Each piece of evidence may, by itself, not prove the murder. The thing is, the jury doesn't view each piece of evidence by itself. It views the totality of the evidence. So, the jury viewed that the woman washed up on shore with cinder block weights. The jury saw the same kind of cement in the boat. The jury saw that the dog was left outside. The jury saw that Scott had lots of motice (financial, romantic). The jury saw that Scott lied about his whereabout the next day. The jury saw that Scott did not remember what he had gone fishing for. The jury saw that he had freswater tackle on his fishing gear. The jury saw that he returned to the scene of the crime five times after her disappearence despite it being two hours away. The jury also saw that Scott talked about his wife in the past tense before her body was found.

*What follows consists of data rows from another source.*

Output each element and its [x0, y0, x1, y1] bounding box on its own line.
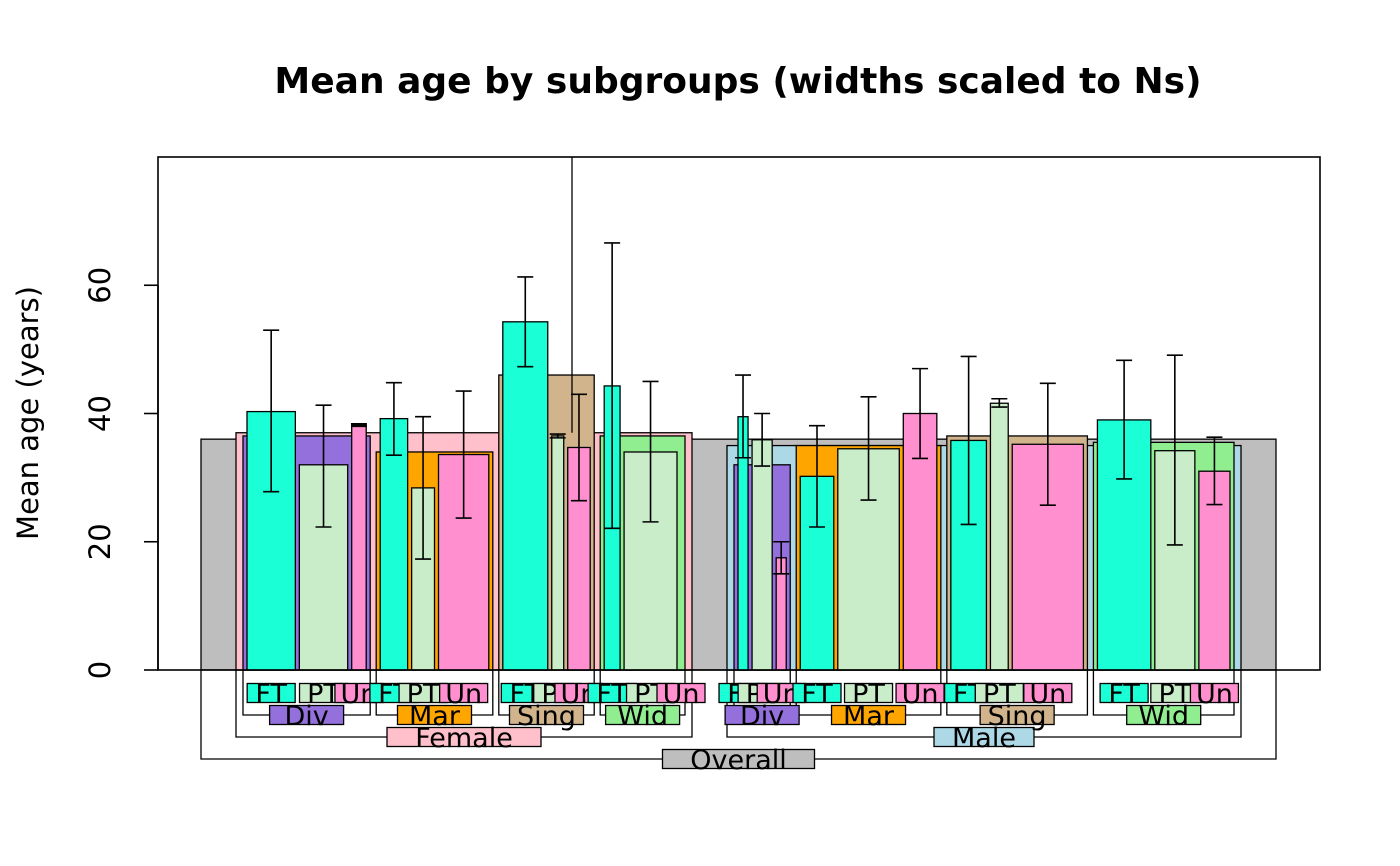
male-label: Male — [952, 723, 1016, 754]
female-sing-label: Sing — [517, 701, 576, 732]
male-sing-label-box — [979, 704, 1055, 726]
overall-label-box — [661, 748, 816, 770]
male-wid-ft-label: FT — [1108, 679, 1140, 710]
plot-frame — [157, 156, 1321, 671]
female-mar-un-label-box — [438, 682, 489, 704]
overall-label: Overall — [690, 745, 787, 776]
male-mar-pt-label-box — [843, 682, 894, 704]
male-mar-pt-label: PT — [852, 679, 885, 710]
male-div-label: Div — [740, 701, 784, 732]
male-sing-label: Sing — [988, 701, 1047, 732]
y-axis: 0 20 40 60 — [83, 267, 159, 679]
male-label-box — [933, 726, 1035, 748]
chart-title: Mean age by subgroups (widths scaled to … — [274, 61, 1201, 102]
female-mar-ft-bar — [379, 417, 409, 671]
male-mar-label: Mar — [843, 701, 895, 732]
male-mar-label-box — [830, 704, 907, 726]
male-sing-un-label-box — [1023, 682, 1073, 704]
male-div-un-bar — [775, 557, 787, 671]
male-mar-un-label: Un — [902, 679, 939, 710]
female-div-label-box — [268, 704, 345, 726]
female-sing-label-box — [508, 704, 585, 726]
female-div-un-bar — [351, 424, 367, 671]
male-wid-label-box — [1126, 704, 1202, 726]
bars — [200, 157, 1277, 671]
male-div-label-box — [724, 704, 800, 726]
female-wid-un-label: Un — [663, 679, 700, 710]
male-wid-un-label: Un — [1196, 679, 1233, 710]
female-wid-un-label-box — [656, 682, 706, 704]
female-mar-un-label: Un — [445, 679, 482, 710]
female-wid-ft-label: FT — [596, 679, 628, 710]
female-label: Female — [415, 723, 513, 754]
female-mar-label: Mar — [409, 701, 461, 732]
male-sing-un-label: Un — [1029, 679, 1066, 710]
female-mar-pt-label: PT — [407, 679, 440, 710]
y-tick-label-60: 60 — [83, 267, 117, 304]
y-axis-label: Mean age (years) — [11, 286, 45, 540]
y-tick-label-20: 20 — [83, 523, 117, 560]
female-wid-label: Wid — [617, 701, 668, 732]
female-label-box — [386, 726, 542, 748]
male-sing-pt-label: PT — [983, 679, 1016, 710]
y-tick-label-40: 40 — [83, 395, 117, 432]
female-div-ft-label-box — [246, 682, 296, 704]
female-div-ft-label: FT — [255, 679, 287, 710]
group-labels: Overall Female Male Div Mar Sing Wid Div Mar Sing… — [200, 670, 1277, 776]
male-wid-un-label-box — [1189, 682, 1240, 704]
female-sing-ft-bar — [502, 321, 549, 671]
male-wid-pt-label: PT — [1158, 679, 1191, 710]
male-div-pt-bar — [751, 439, 773, 671]
male-wid-ft-label-box — [1099, 682, 1149, 704]
male-wid-label: Wid — [1138, 701, 1189, 732]
male-mar-ft-label: FT — [801, 679, 833, 710]
female-sing-pt-bar — [551, 435, 565, 671]
male-sing-pt-bar — [989, 402, 1009, 671]
y-tick-label-0: 0 — [83, 661, 117, 679]
female-mar-label-box — [396, 704, 473, 726]
female-div-label: Div — [284, 701, 328, 732]
female-wid-label-box — [604, 704, 681, 726]
male-mar-ft-label-box — [792, 682, 842, 704]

Each piece of evidence, by itself, did not prove murder. Viewed in its totality, the evidence clearly proves murder.
I wholly concur there is evidence strongly suggesting he did it. But I even more emphatically charge that everything necessary was NOT proven, (which your response effectively confirms) especially not beyond a reasonable doubt. Coincidence is supposed to be insufficient.
I mean come on. Freshwater tackle? As opposed to saltwater? Damned good thing they don't check me out. I never use anything but drop lines. I grew up around small streams. If caught in the vicinity of a large river with my gear, does that make me subject to charges of genocide?
I understand the jury sat through a lot of details. But their job is to make the prosecutor prove his case. I do not believe he did and they didn't spank him for it. I've seen it on a grand jury I was on. I would ask for the elements of the crime, the prosecutor would dance around the subject and everyone wanted to know why I bothered asking.
Prosecutors are human. To include, wanting to take the easy way out, tunnel vision, and having their own agendas. Juries are supposed to have the intelligence to catch them at it and stop them. This one failed to do its job, IMO.
Let's not forget him checking out the currents and tide positions in the bay several weeks before his trip. And telling people his wife was dead. You don't have to have a smoking gun to prove murder.